Notice how the QuadraticCLI class asks the user a yes/no question and makes a decision based on the response.  It prompts the user with a question and uses the Scanner method getNext to get a String input, uses a Boolean logic expression as the condition for the loop to check the response for equality with an expected response such as “yes” or “y”, and controls the flow of the program based on the condition.  Note: The code uses the charAt method of the String response from scan.next() to get the first (zeroth) character and checks that character for equality (==) with the character literal ‘y’.  If it were to try to match the String it would need to use the String class equals method instead of the == operator.


Also, notice which statements need to be re-executed and which do not.  It does not need to re-execute the creation of the Scanner object.  Therefore, it does not include that statement inside the scope of the loop. 

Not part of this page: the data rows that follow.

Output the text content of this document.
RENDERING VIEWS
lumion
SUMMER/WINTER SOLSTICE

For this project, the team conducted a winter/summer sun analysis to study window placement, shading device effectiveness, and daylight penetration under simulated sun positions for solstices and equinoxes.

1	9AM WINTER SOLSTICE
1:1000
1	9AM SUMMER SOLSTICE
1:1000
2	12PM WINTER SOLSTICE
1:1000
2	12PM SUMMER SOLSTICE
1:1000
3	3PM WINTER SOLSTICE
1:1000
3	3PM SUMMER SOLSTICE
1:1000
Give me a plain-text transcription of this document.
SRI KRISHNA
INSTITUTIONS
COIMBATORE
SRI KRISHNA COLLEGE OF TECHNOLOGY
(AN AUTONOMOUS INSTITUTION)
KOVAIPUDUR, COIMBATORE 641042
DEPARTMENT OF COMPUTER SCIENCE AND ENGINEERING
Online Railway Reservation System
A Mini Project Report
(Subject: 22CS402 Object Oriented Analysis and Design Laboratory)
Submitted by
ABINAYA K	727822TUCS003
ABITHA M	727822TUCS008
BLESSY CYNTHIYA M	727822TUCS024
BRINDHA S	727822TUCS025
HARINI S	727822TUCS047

1. The QuadraticSolver class does not need to have a main method.   


2.  The QuadraticSolver class should not use any System.out.println or any Scanner methods.  It gets the values of the coefficients via parameters in its method calls.  Its getEquation and getSolution methods provide a String object as their return values.  The caller (e.g. QuadraticCLI) takes responsibility for displaying those strings to the user in some way that is not known to the QuadraticSolver class.  Because we have not programmed any user input or output functions in the QuadraticSolver class, we can reuse our QuadraticSolver code with a different type of user interface class such as a GUI instead of a CLI at another time.


3. In the logic that you program, you should try to use the minimal number of logic checks to determine which version of the solution your code must calculate and return.  This will make your program easier to read than if you use repetitive decision logic steps.  You should use nested if-else statements to minimize the number of times that your code evaluates Boolean expressions.  Before writing the code, think about a logical order for your code to make the needed flow of control decisions.  Also, your code should not calculate the value of the discriminant until the flow of control logic determines that the value will be needed. This avoids wasting time on unneeded computations.


4. When we calculate the discriminant, we want to create an int value so that we can evaluate boolean expressions using >, <, and/or ==.  Use the expression b*b - 4*a*c to calculate the discriminant to produce an int value rather than the Math.pow method which would produce a double value.  If you calculate the discriminant as an integer, then you can make Boolean decisions based on the value of the discriminant without concern for a double value being almost equal to zero but not quite zero. 


Lab Report:


In your own words describe your strategy for the design of the QuadraticSolver decision logic.  Did you consider any other ways to do it?  Why did you choose to do it the way you finally did it?


Turning in your Lab Report:


Turn in your lab report to your TA at your next lab session.  Include a copy of your code.